Epingle 1105 Au fond d’un trou soviétique

par Alain Fraval, septembre 2016

La Fourmi rousse des bois Formica polyctena (Hym. Formiciné) construit des dômes impressionnants (jusqu’à 1,5 m de haut) en aiguilles de pin et débris végétaux qui servent de radiateur et de parapluie à la colonie. Petits insectes, miellat, spores de champignon, grains de pollen… constituent sa nourriture. Participant à la régulation des populations d’insectes défoliateurs forestiers, l’espèce est protégée.
Cette fourmi est capable de se maintenir dans des lieux fort pauvres en ressources. Dans le golfe de Finlande, une colonie (apportée expérimentalement) a vécu 30 ans sur un îlot où poussait un unique pin.
Il y a pire comme environnement chiche en nourriture. Un ancien silo à missiles nucléaires, sur une base soviétique désaffectée en 1992 (près de Miedzyrzecz, en Pologne) est scellé, à part des trous pour laisser passer les chauves-souris et un conduit d’aération de 5 m de haut. Le conduit est obturé à son débouché extérieur par un grand dôme, sous un pin de la forêt environnante.

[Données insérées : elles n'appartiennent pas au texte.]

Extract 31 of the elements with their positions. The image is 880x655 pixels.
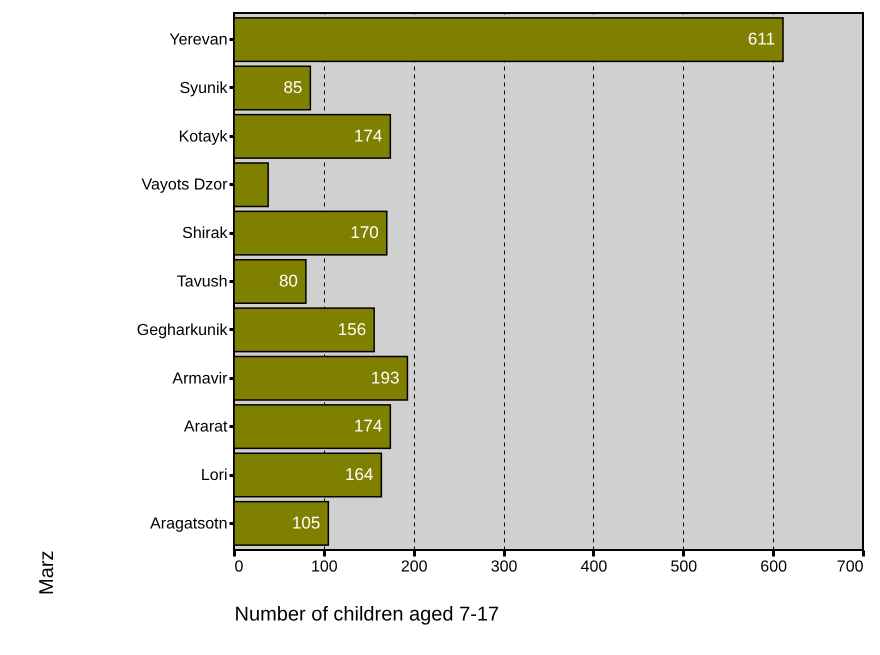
data-label: 156 — [338, 320, 366, 339]
data-label: 174 — [354, 126, 382, 146]
data-label: 611 — [748, 30, 776, 49]
data-label: 170 — [350, 223, 379, 242]
data-label: 80 — [278, 272, 298, 290]
y-tick-label: Aragatsotn — [150, 515, 228, 532]
data-label: 164 — [344, 465, 374, 484]
x-tick-label: 200 — [400, 558, 428, 576]
x-tick-label: 500 — [670, 558, 698, 576]
data-label: 174 — [354, 416, 382, 436]
x-tick-label: 700 — [836, 558, 864, 576]
y-axis-title: Marz — [36, 550, 58, 595]
x-tick-label: 300 — [490, 558, 518, 576]
x-tick-label: 0 — [234, 558, 244, 576]
y-tick-label: Armavir — [172, 370, 228, 388]
data-label: 85 — [283, 78, 302, 97]
y-tick-label: Yerevan — [169, 32, 228, 49]
y-tick-label: Shirak — [182, 225, 228, 242]
y-tick-label: Vayots Dzor — [142, 176, 228, 194]
x-tick-label: 100 — [311, 558, 338, 576]
x-tick-label: 400 — [580, 558, 608, 576]
data-label: 193 — [371, 368, 400, 388]
y-tick-label: Ararat — [184, 418, 228, 436]
y-tick-label: Tavush — [176, 274, 228, 290]
y-tick-label: Kotayk — [178, 128, 228, 146]
y-tick-label: Gegharkunik — [136, 322, 228, 339]
x-axis-title: Number of children aged 7-17 — [234, 604, 500, 626]
data-label: 105 — [292, 513, 320, 532]
x-tick-label: 600 — [760, 558, 788, 576]
y-tick-label: Syunik — [179, 80, 228, 97]
y-tick-label: Lori — [200, 467, 228, 484]
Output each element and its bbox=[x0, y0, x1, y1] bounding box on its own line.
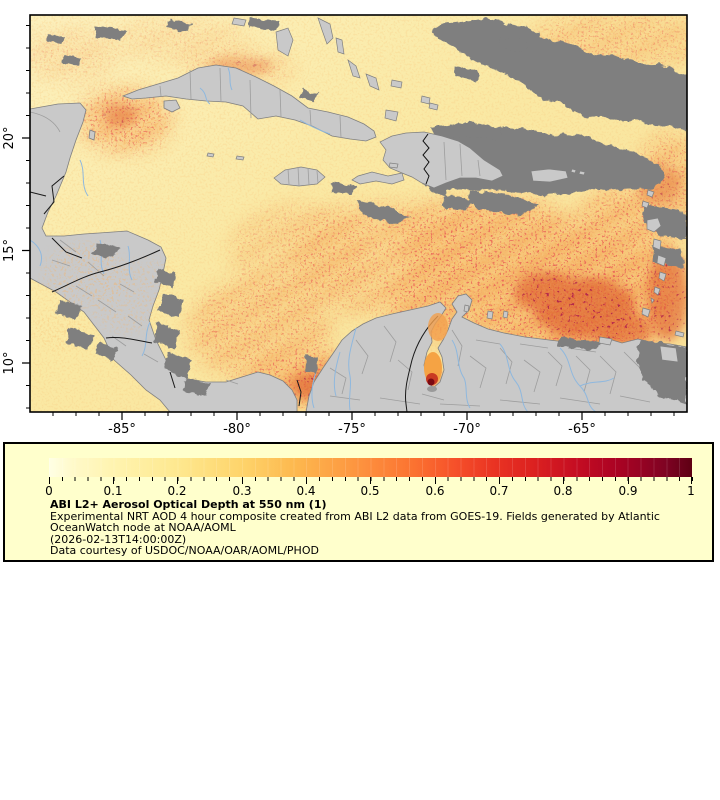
colorbar-tick-label: 0.4 bbox=[296, 484, 316, 498]
x-axis-tick-label: -80° bbox=[223, 422, 251, 437]
colorbar bbox=[49, 458, 692, 477]
country-borders bbox=[30, 175, 439, 412]
colorbar-tick-label: 0 bbox=[45, 484, 53, 498]
legend-title: ABI L2+ Aerosol Optical Depth at 550 nm … bbox=[50, 498, 327, 511]
land-lesser-antilles bbox=[641, 189, 667, 318]
x-axis-tick-label: -70° bbox=[453, 422, 481, 437]
y-axis-tick-label: 15° bbox=[2, 239, 17, 262]
land-trinidad-tobago bbox=[659, 330, 685, 363]
land-bahamas bbox=[231, 17, 439, 122]
map-border bbox=[29, 14, 688, 413]
colorbar-tick-label: 0.6 bbox=[425, 484, 445, 498]
legend-description-line-1: Experimental NRT AOD 4 hour composite cr… bbox=[50, 509, 660, 523]
land-margarita bbox=[598, 336, 613, 346]
colorbar-tick-label: 1 bbox=[687, 484, 695, 498]
colorbar-minor-ticks bbox=[49, 477, 693, 481]
legend-description-line-2: OceanWatch node at NOAA/AOML bbox=[50, 521, 236, 535]
island-borders bbox=[287, 133, 481, 187]
admin-borders bbox=[30, 67, 651, 407]
legend-timestamp: (2026-02-13T14:00:00Z) bbox=[50, 532, 187, 546]
land-jamaica bbox=[273, 166, 326, 187]
colorbar-tick-label: 0.1 bbox=[103, 484, 123, 498]
colorbar-tick-label: 0.9 bbox=[618, 484, 638, 498]
map-plot-area: 20° 15° 10° -85° -80° -75° -70° -65° bbox=[2, 14, 688, 437]
rivers bbox=[30, 67, 615, 412]
x-axis-tick-label: -65° bbox=[568, 422, 596, 437]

Tout en bas, dans le noir complet, un dôme en terre petit mais bien entretenu. Une colonie de Fourmi rousse vit là, active hiver (par quelques degrés en dessous de zéro) comme été (à 10°C). Qui vit de quoi ? De ce qui tombe. Des particules consommables, dont de petits insectes et acariens, mais aussi des ouvrières du nid d’en haut, des maladroites. Ce sont elles qui assurent la pérennité de la colonie des profondeurs car, dans ces conditions de pénurie extrême, elle ne produit aucun couvain.
Et pas d’autre avenir pour ces fourmis que de finir au cimetière adjacent au dôme, épais de plusieurs couches de cadavres. Aucune n’est jamais parvenue à remonter à la surface.